Lucy Farnik

Working Project Title:
Towards interpretable and controllable deep language modeling
Academic Background
BEng Computer Science with Innovation, University of Bristol (2020 - 2023)

General Profile:

I’m a researcher and software engineer trying to push the future of AI in a slightly more positive direction. I started coding at age 7, which allowed me to become a senior software developer at a tech startup at age 18. I worked in that role for 4 years while completing high school and a Bachelor’s degree at the University of Bristol. I started working on AI research at the end of January 2023. Since then I’ve submitted an inverse RL paper to NeurIPS as the second-name author along with people from Oxford and UC Berkeley, worked on fine-tuning language models using fMRI data to encourage more human-like feature spaces, done multiple research placements in GPT interpretability, and a few other smaller projects. My research interests broadly include anything that can make AI safer and more robust to distribution shifts, as well as research aimed to help policymakers create more sensible regulation around frontier models. More concretely, I’m currently interested in mechanistic interpretability and model evaluations, but I expect this to change over time.

Research Project Summary:

Large language models (LLMs) such as ChatGPT have rapidly become ubiquitous in the technology sector and are being applied in a wide variety of increasingly important domains, including customer service, automated source code generation, and augmenting the efficiency of the UK civil service. However, these models are "black boxes" - no one, not even the researchers who created them, understand how these AIs "think". This makes it effectively impossible to make any guarantees about their behaviour, including their safety, resilience to malicious inputs, and lack of dangerous capabilities.

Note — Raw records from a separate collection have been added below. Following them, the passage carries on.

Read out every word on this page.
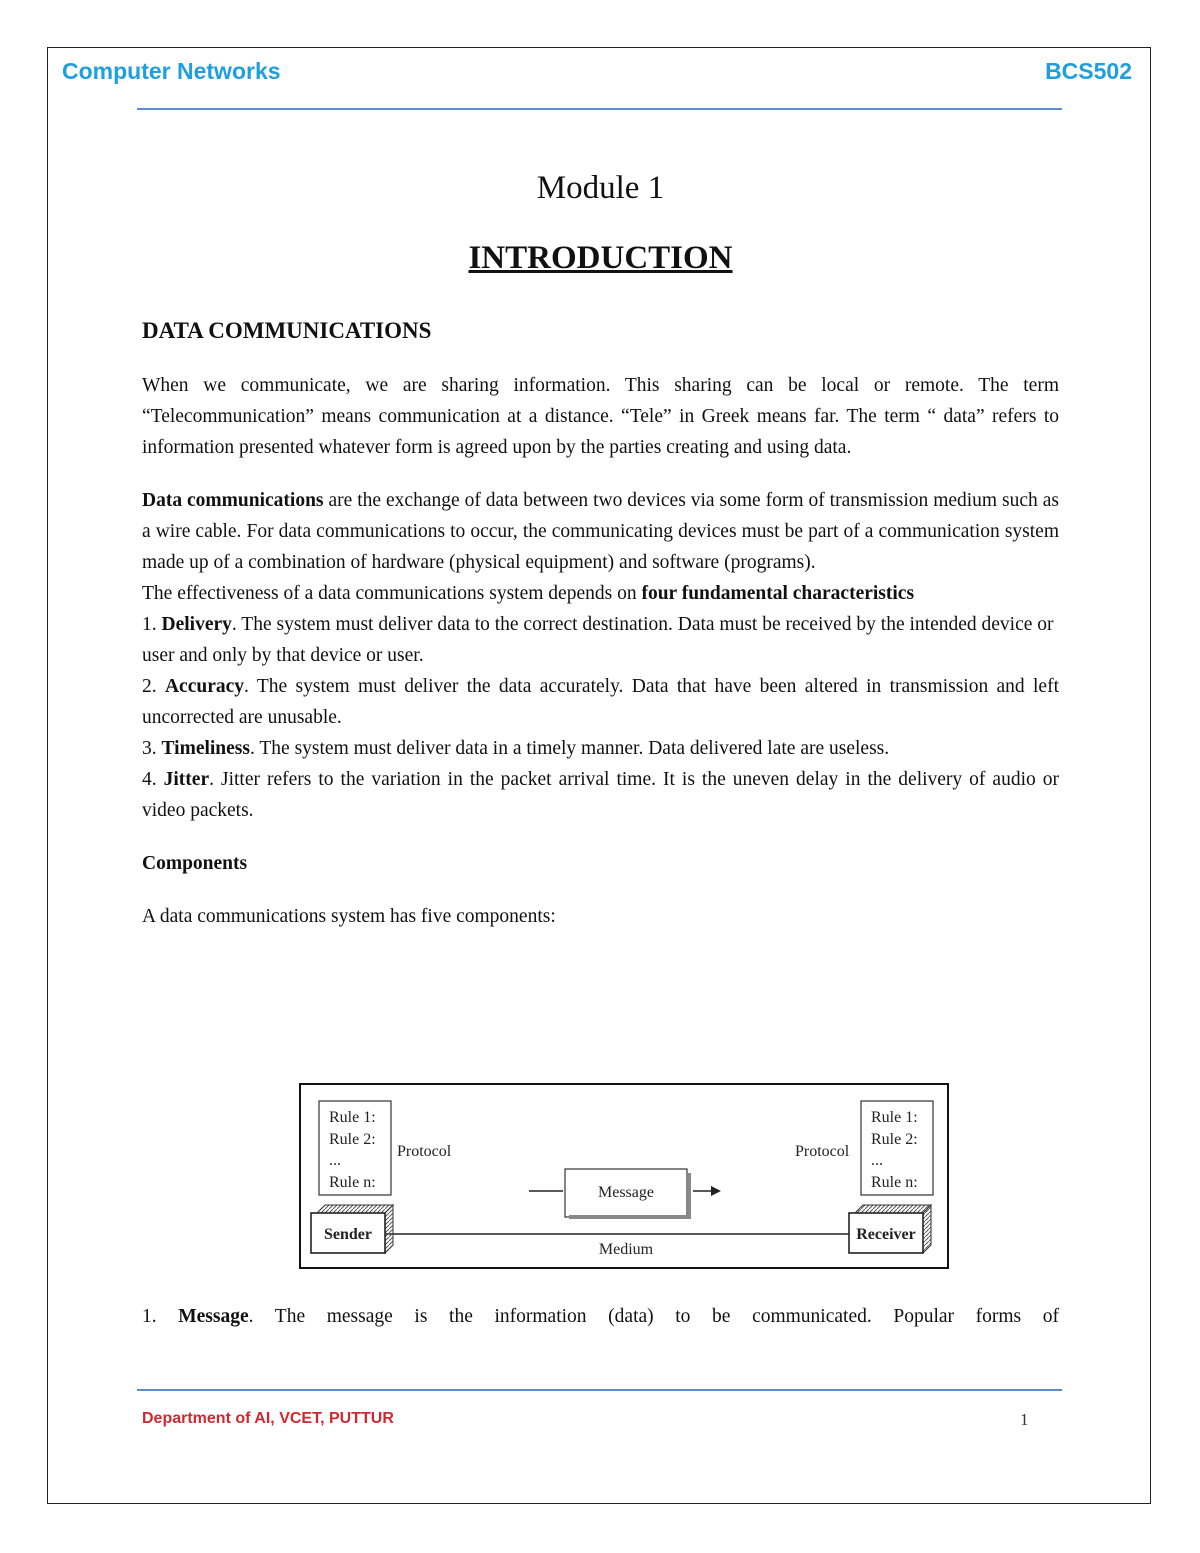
Computer Networks	BCS502
Module 1
INTRODUCTION
DATA COMMUNICATIONS

When we communicate, we are sharing information. This sharing can be local or remote. The term “Telecommunication” means communication at a distance. “Tele” in Greek means far. The term “ data” refers to information presented whatever form is agreed upon by the parties creating and using data.

Data communications are the exchange of data between two devices via some form of transmission medium such as a wire cable. For data communications to occur, the communicating devices must be part of a communication system made up of a combination of hardware (physical equipment) and software (programs).

The effectiveness of a data communications system depends on four fundamental characteristics

1. Delivery. The system must deliver data to the correct destination. Data must be received by the intended device or user and only by that device or user.

2. Accuracy. The system must deliver the data accurately. Data that have been altered in transmission and left uncorrected are unusable.

3. Timeliness. The system must deliver data in a timely manner. Data delivered late are useless.

4. Jitter. Jitter refers to the variation in the packet arrival time. It is the uneven delay in the delivery of audio or video packets.

Components

A data communications system has five components:

Rule 1:
Rule 2:
...
Rule n:
Protocol
Rule 1:
Rule 2:
...
Rule n:
Protocol
Message
Medium
Sender	Receiver

1. Message. The message is the information (data) to be communicated. Popular forms of

Department of AI, VCET, PUTTUR	1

At best, organizations such as the UK government's AI Safety Institute can perform empirical evaluations of these properties, but the results of these evaluations may not generalize beyond the distribution of inputs on which the model was tested.
The PhD project will develop novel methods for overseeing, steering, and controlling these increasingly powerful and influential systems which will enable us to design real-time automated oversight solutions based on the model's internal states. It will begin by examining the application of sparse autoencoders (SAEs) to the analysis of the latent spaces in the model. SAEs have become broadly popular in the field of mechanistic interpretability due to their ability to locate certain "concepts" within the model, but it remains unclear whether they have sufficient range and flexibility to discover the full range of causally relevant concepts.

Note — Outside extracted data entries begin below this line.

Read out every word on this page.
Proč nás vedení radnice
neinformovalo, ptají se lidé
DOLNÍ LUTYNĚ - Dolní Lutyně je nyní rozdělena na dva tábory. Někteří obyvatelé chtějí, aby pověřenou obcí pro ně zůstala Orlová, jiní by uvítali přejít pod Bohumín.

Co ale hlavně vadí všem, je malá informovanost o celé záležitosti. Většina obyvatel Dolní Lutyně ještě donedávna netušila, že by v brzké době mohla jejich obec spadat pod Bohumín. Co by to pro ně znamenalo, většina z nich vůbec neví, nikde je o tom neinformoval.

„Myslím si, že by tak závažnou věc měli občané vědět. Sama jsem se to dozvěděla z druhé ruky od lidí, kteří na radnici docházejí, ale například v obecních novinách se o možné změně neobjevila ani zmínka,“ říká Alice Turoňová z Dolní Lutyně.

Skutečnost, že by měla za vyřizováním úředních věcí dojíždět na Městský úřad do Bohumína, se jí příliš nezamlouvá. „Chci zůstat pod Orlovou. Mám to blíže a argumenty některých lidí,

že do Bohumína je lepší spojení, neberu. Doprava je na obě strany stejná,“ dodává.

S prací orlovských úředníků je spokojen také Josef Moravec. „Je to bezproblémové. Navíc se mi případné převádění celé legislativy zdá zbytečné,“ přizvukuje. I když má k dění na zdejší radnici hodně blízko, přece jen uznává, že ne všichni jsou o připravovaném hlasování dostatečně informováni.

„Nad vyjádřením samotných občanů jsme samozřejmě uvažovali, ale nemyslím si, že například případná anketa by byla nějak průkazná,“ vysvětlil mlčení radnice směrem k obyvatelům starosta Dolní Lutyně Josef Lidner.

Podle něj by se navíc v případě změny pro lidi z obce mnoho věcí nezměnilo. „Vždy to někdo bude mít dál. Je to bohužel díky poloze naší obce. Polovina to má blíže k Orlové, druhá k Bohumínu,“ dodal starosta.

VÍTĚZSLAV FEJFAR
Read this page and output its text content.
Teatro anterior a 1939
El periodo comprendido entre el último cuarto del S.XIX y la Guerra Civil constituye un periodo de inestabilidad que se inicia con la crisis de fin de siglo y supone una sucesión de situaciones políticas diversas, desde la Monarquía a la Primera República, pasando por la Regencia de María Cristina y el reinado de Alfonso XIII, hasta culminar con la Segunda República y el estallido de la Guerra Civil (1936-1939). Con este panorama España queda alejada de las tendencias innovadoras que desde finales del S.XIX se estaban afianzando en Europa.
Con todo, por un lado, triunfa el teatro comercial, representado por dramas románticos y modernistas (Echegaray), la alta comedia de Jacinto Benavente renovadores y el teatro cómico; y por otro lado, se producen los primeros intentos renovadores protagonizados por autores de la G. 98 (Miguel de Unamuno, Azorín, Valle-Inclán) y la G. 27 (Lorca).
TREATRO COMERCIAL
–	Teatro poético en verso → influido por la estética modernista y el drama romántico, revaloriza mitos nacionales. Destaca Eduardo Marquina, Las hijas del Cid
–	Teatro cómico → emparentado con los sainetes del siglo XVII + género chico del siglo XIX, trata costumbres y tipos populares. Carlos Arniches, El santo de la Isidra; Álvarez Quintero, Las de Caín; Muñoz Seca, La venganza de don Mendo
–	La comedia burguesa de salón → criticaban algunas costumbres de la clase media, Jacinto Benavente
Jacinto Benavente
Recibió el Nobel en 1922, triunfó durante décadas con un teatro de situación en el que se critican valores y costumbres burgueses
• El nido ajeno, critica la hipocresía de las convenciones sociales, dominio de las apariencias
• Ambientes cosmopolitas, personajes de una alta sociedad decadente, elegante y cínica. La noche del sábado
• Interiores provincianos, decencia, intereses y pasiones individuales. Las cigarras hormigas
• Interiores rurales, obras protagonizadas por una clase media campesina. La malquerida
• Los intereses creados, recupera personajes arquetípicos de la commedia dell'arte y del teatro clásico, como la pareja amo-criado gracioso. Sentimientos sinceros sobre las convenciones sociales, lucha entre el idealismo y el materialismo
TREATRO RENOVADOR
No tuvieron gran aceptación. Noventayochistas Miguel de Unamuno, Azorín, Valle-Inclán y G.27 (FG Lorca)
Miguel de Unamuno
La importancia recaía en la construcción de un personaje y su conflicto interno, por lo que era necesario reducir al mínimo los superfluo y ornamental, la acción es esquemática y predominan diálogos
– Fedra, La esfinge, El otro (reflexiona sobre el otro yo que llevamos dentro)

For instance, if we detect that a model's internal state suggests that it is helping a user engage in illegal activity, we can flag the interaction for manual review. The hypothesis is that there are types of concepts which SAEs are not well-suited for, and therefore any conclusions about the safety properties of a model based on SAE-powered analysis may be misleading. Concrete case studies where SAEs fail to accurately represent important concepts will be found and then developed into novel techniques for discovering the relevant representations in those case studies, and then attempt to generalize from this to find a methodology for analyzing model internals which outperforms the current state of the art.

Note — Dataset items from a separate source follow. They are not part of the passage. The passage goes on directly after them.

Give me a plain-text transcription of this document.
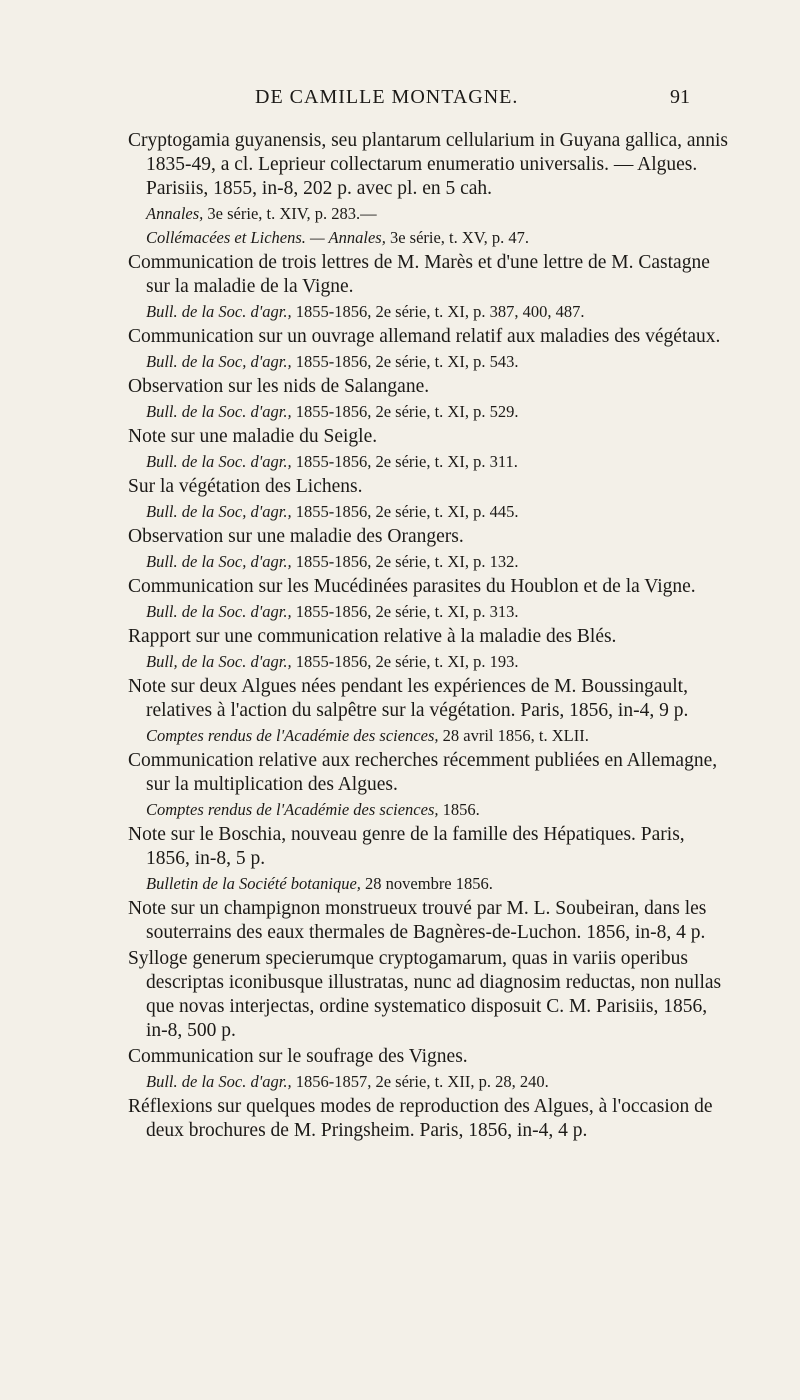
DE CAMILLE MONTAGNE.	91
Cryptogamia guyanensis, seu plantarum cellularium in Guyana gallica, annis 1835-49, a cl. Leprieur collectarum enumeratio universalis. — Algues. Parisiis, 1855, in-8, 202 p. avec pl. en 5 cah.
Annales, 3e série, t. XIV, p. 283.—
Collémacées et Lichens. — Annales, 3e série, t. XV, p. 47.
Communication de trois lettres de M. Marès et d'une lettre de M. Castagne sur la maladie de la Vigne.
Bull. de la Soc. d'agr., 1855-1856, 2e série, t. XI, p. 387, 400, 487.
Communication sur un ouvrage allemand relatif aux maladies des végétaux.
Bull. de la Soc, d'agr., 1855-1856, 2e série, t. XI, p. 543.
Observation sur les nids de Salangane.
Bull. de la Soc. d'agr., 1855-1856, 2e série, t. XI, p. 529.
Note sur une maladie du Seigle.
Bull. de la Soc. d'agr., 1855-1856, 2e série, t. XI, p. 311.
Sur la végétation des Lichens.
Bull. de la Soc, d'agr., 1855-1856, 2e série, t. XI, p. 445.
Observation sur une maladie des Orangers.
Bull. de la Soc, d'agr., 1855-1856, 2e série, t. XI, p. 132.
Communication sur les Mucédinées parasites du Houblon et de la Vigne.
Bull. de la Soc. d'agr., 1855-1856, 2e série, t. XI, p. 313.
Rapport sur une communication relative à la maladie des Blés.
Bull, de la Soc. d'agr., 1855-1856, 2e série, t. XI, p. 193.
Note sur deux Algues nées pendant les expériences de M. Boussingault, relatives à l'action du salpêtre sur la végétation. Paris, 1856, in-4, 9 p.
Comptes rendus de l'Académie des sciences, 28 avril 1856, t. XLII.
Communication relative aux recherches récemment publiées en Allemagne, sur la multiplication des Algues.
Comptes rendus de l'Académie des sciences, 1856.
Note sur le Boschia, nouveau genre de la famille des Hépatiques. Paris, 1856, in-8, 5 p.
Bulletin de la Société botanique, 28 novembre 1856.
Note sur un champignon monstrueux trouvé par M. L. Soubeiran, dans les souterrains des eaux thermales de Bagnères-de-Luchon. 1856, in-8, 4 p.
Sylloge generum specierumque cryptogamarum, quas in variis operibus descriptas iconibusque illustratas, nunc ad diagnosim reductas, non nullas que novas interjectas, ordine systematico disposuit C. M. Parisiis, 1856, in-8, 500 p.
Communication sur le soufrage des Vignes.
Bull. de la Soc. d'agr., 1856-1857, 2e série, t. XII, p. 28, 240.
Réflexions sur quelques modes de reproduction des Algues, à l'occasion de deux brochures de M. Pringsheim. Paris, 1856, in-4, 4 p.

In later stages of this project, this knowledge will be leveraged to investigate about internal representations work on using LLMs to oversee and supervise the work of other LLMs. This can be loosely compared to how employees organize into company hierarchies in order to prevent insider fraud, but with the additional safety guarantees afforded by the interpretability techniques. This would enable much more reliable and robust AI systems, since failures of one LLM can be caught by another LLM, enabling deployment of these systems with much more confidence and trust. A novel multi-agent oversight methods inspired by social science fields (e.g. insider threat robustness, management science, and adversarial risk analysis) in which LLMs could effectively monitor each other's work will be developed. This work will be predominantly empirical, with the core objective being the evaluation of safety properties of various oversight methods, and the way these properties may change with model scale.

The deliverables of the PhD are: publish a concrete case study of an area where the current SAE-based interpretability methodology fails; develop novel methods for locating a wider range of concepts within internal representations of LLMs; develop novel techniques for game-theoretic oversight of LLM agents inspired by social science in order to improve their robustness and safety.